Previsioni Commissione Ue: verso una crescita del Pil dell’1,1% in Italia

La Commissione europea ha pubblicato il 3 maggio 2016 le consuete previsioni economiche di primavera. Per l’Italia, la Commissione stima per il 2015 una crescita del Pil pari all’1,1%, una riduzione del deficit dal 2,6% del Pil nel 2015 al 2,4%. Per quanto riguarda il rapporto tra debito pubblico e Pil, secondo la Commissione, nel 2016 sarà pari al 132,7% (stabile rispetto al 2015%). In tema di disoccupazione, la previsione è che continui a diminuire nonostante vi sia una maggiore partecipazione al mercato del lavoro da parte di lavoratori che in passato avevano rinunciato alla ricerca di occupazione.

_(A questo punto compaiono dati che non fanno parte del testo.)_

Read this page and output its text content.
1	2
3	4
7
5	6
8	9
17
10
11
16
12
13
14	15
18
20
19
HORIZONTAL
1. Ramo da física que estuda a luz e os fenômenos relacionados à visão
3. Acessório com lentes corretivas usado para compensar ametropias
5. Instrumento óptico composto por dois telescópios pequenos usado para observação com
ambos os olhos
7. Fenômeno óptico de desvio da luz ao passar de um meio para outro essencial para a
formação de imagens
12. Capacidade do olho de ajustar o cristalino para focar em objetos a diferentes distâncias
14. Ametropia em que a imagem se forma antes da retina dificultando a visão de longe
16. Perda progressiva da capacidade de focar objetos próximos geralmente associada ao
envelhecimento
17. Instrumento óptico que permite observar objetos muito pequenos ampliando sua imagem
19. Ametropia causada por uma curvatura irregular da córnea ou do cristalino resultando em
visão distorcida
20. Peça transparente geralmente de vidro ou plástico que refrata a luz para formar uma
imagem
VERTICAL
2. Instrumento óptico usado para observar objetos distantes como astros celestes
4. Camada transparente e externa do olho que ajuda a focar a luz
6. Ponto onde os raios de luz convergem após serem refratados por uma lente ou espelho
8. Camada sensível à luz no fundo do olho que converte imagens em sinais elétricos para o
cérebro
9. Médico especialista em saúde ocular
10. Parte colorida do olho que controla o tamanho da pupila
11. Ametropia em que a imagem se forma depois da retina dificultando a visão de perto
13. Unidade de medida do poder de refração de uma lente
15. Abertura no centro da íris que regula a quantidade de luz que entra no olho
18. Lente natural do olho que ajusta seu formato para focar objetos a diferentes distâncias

Miglioramenti nella produttività dovrebbero contribuire al recupero di competitività del Sistema Paese così come gli investimenti, che registrano – dopo l’inversione di tendenza del 2015 – una buona accelerazione: +3,2%.

Sul piano qualitativo, la Commissione reputa che la bassa inflazione, l’aumento dell’occupazione e la riduzione delle tasse che si registrano in Italia siano destinati a sostenere il reddito disponibile delle famiglie e quindi a stimolare ancora i consumi. Positive anche le prospettive per il Settore delle costruzioni e per gli investimenti in beni strumentali.